Department of Histology and Embryology, School of Medicine, Southeast University, Nanjing, 210009, PR China.
Jiangsu Key Laboratory for Molecular Medicine, School of Medicine, Nanjing University, Nanjing, 210093, PR China.
J Hum Genet. 2022 Aug;67(8):495-501. doi: 10.1038/s10038-022-01035-y. Epub 2022 Apr 15.
Duchenne muscular dystrophy (DMD, MIM #310200) and Becker muscular dystrophy (BMD, MIM #300376) are X-linked recessive hereditary diseases caused by pathogenic variants in the DMD gene. Genetic testing of DMD identifies a certain number of variants of uncertain clinical significance (VUS) whose functional interpretations pose a challenge for gene-based diagnosis. To improve the accuracy of variant interpretation in public mutation repositories, we used computational tools to prioritize VUS and developed a cell-based minigene assay to confirm aberrant splicing. Using this procedure, we evaluated rare variants in exon and intron 10 of the DMD gene. We demonstrated that 16 variants, including both canonical and non-canonical splice sites, altered RNA splicing in variable patterns. Using the example of exon and intron 10 of the DMD gene, we demonstrated the utility of the in vitro minigene assay in the effective assessment of the spliceogenic effect for VUS identified in clinical practice and underlined the necessity of precise variant classification. This is the first systematic characterization of DMD splicing variants, besides, through our study, some undetermined variants are demonstrated to be pathogenic by altering RNA splicing of DMD.

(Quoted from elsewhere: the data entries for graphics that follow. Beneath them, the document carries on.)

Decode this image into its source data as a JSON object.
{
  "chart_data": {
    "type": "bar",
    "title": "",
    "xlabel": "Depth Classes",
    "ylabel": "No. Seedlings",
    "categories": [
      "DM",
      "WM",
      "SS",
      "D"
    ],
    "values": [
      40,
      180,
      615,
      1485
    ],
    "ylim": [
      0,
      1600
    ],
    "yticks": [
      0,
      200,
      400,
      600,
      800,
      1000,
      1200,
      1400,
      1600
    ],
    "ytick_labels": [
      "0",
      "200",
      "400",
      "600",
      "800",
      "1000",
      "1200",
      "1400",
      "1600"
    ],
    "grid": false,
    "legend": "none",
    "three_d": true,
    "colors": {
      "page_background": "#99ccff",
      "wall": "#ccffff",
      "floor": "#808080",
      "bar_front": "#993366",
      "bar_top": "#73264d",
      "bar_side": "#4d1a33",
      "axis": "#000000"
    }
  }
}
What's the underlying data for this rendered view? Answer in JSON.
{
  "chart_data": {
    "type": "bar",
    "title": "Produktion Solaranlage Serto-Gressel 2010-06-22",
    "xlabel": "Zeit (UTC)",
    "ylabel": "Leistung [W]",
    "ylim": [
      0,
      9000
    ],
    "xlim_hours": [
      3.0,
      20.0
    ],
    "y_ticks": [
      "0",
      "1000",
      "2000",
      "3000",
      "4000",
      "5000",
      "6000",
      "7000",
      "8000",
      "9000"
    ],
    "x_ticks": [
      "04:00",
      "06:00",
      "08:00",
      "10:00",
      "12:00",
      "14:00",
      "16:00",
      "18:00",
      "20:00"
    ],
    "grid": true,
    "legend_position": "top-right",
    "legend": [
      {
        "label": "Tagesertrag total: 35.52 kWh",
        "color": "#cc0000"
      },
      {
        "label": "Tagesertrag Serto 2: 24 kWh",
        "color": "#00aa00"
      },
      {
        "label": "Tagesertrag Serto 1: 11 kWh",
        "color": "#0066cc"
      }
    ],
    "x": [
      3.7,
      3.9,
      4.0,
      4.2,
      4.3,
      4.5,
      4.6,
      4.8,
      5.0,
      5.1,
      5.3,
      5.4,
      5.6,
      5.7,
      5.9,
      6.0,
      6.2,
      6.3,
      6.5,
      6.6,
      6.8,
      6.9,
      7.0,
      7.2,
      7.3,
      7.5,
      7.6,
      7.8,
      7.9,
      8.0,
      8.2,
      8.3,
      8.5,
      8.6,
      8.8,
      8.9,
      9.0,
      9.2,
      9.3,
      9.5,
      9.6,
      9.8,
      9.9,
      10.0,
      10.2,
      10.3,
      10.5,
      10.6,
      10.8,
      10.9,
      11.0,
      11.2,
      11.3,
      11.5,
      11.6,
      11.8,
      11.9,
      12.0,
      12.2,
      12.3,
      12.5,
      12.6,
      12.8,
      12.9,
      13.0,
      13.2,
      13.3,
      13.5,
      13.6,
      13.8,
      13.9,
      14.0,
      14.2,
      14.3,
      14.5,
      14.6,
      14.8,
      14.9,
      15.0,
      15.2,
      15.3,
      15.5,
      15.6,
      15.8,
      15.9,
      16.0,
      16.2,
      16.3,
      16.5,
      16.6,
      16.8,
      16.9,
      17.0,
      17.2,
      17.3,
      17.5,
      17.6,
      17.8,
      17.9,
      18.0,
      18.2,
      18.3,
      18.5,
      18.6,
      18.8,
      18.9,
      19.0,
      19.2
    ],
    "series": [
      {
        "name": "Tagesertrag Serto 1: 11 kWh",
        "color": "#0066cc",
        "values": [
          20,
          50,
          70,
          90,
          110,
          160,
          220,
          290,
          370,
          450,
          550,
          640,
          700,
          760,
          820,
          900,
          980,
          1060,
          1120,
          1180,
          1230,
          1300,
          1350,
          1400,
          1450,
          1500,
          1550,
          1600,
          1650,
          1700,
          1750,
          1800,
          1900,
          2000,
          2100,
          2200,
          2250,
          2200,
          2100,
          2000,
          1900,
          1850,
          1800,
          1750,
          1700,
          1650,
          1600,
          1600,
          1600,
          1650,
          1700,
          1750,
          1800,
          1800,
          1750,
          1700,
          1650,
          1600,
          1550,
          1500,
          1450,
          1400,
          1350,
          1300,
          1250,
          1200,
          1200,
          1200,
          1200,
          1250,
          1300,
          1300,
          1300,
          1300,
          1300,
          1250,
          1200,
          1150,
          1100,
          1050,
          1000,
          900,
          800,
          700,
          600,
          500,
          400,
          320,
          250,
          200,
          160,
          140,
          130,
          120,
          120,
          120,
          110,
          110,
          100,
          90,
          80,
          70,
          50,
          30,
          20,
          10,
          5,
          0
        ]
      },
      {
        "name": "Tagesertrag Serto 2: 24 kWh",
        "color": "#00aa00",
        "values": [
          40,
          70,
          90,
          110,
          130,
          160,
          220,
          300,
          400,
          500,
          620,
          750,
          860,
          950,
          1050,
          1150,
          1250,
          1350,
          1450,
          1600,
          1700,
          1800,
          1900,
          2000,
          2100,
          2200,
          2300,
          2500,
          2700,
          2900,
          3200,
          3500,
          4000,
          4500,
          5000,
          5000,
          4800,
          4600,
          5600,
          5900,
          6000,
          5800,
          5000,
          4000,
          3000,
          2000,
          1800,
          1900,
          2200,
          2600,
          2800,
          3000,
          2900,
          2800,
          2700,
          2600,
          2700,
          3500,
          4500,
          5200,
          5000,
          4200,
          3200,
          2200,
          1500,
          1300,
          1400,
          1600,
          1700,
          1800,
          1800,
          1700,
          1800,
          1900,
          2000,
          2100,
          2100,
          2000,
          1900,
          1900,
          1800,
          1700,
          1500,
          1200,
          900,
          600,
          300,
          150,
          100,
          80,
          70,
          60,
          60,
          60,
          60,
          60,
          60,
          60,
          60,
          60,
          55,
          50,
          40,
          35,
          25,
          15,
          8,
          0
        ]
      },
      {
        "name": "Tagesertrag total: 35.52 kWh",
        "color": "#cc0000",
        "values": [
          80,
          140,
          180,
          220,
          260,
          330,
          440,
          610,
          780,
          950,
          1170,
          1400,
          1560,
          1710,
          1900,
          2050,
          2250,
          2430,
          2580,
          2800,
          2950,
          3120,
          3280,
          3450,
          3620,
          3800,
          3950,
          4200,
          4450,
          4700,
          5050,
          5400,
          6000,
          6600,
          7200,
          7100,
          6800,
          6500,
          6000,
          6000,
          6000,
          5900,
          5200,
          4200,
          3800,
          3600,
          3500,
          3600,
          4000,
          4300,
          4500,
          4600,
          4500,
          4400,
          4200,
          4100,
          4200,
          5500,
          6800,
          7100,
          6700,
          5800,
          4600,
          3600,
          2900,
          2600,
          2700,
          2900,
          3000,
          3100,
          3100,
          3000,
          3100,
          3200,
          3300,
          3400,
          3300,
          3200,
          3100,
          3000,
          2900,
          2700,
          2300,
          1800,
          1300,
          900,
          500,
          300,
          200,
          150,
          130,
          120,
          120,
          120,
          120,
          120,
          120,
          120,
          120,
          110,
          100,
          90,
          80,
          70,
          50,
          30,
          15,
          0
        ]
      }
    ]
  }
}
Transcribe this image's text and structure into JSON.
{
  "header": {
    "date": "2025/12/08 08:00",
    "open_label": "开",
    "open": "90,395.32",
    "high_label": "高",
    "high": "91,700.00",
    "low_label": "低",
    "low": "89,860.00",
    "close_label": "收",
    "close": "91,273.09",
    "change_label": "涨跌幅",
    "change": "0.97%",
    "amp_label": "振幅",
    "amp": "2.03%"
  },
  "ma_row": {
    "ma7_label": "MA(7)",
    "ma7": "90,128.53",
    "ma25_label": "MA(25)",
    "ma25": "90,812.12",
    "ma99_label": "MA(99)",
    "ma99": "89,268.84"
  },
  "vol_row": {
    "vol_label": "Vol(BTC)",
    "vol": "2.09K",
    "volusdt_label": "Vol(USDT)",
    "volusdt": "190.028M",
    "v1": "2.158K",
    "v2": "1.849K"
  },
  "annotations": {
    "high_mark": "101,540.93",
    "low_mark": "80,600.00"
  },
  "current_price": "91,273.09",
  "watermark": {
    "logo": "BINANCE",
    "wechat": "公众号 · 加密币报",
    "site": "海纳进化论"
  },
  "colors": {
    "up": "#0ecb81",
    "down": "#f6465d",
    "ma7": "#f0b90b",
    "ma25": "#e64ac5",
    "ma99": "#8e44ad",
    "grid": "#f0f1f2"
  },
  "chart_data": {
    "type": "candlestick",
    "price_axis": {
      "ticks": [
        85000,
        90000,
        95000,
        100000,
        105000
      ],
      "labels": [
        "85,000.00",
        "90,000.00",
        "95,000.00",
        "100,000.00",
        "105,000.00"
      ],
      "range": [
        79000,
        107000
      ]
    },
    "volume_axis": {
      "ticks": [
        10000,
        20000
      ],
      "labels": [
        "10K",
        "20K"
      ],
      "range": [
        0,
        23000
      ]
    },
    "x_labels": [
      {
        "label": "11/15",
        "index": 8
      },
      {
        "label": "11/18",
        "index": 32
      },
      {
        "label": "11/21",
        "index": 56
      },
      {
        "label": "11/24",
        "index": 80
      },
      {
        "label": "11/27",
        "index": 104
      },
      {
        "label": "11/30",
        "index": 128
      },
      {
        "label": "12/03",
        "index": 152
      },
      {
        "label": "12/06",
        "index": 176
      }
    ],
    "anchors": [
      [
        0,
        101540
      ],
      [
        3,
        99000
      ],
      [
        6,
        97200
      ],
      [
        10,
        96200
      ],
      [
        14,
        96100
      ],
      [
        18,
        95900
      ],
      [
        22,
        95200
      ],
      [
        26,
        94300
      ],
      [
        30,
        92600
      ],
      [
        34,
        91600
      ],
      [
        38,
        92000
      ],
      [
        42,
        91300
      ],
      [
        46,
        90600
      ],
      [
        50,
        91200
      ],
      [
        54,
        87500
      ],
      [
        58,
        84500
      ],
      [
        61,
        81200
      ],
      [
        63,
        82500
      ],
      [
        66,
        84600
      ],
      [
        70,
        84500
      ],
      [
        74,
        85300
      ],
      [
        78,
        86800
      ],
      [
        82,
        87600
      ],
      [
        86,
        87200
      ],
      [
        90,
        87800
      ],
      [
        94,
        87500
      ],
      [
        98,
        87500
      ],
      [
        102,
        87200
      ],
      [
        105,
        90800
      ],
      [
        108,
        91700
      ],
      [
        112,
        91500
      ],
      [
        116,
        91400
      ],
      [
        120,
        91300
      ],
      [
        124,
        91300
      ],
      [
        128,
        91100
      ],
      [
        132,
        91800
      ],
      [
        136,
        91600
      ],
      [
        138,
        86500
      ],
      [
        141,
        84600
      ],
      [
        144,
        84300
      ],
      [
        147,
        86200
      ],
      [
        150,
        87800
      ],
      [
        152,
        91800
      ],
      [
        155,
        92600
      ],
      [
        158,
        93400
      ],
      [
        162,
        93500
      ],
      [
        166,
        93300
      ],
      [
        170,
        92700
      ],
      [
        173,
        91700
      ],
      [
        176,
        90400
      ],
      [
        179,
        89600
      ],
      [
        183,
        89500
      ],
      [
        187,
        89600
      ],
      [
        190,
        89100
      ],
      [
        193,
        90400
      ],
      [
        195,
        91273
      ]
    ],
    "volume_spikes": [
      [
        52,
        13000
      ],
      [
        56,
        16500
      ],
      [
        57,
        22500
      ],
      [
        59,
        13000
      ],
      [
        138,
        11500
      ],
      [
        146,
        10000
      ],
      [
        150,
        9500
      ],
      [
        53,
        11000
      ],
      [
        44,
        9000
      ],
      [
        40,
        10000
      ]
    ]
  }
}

杜氏肌营养不良症(DMD,MIM #310200)和贝克肌营养不良症(BMD,MIM #300376)是由 DMD 基因突变引起的 X 连锁隐性遗传性疾病。DMD 基因的遗传检测可确定一定数量的临床意义不确定的变异(VUS),这些变异的功能解释对基于基因的诊断构成了挑战。为了提高公共突变库中变异解释的准确性,我们使用计算工具对 VUS 进行优先级排序,并开发了基于细胞的小基因检测来确认异常剪接。使用该程序,我们评估了 DMD 基因外显子和内含子 10 中的罕见变异。我们证明了 16 个变异,包括规范和非规范剪接位点,以不同的模式改变了 RNA 剪接。通过 DMD 基因外显子和内含子 10 的例子,我们展示了体外小基因检测在有效评估临床实践中确定的 VUS 的剪接效应中的实用性,并强调了精确变异分类的必要性。这是对 DMD 剪接变异的首次系统描述,此外,通过我们的研究,一些未确定的变异通过改变 DMD 的 RNA 剪接被证明是致病的。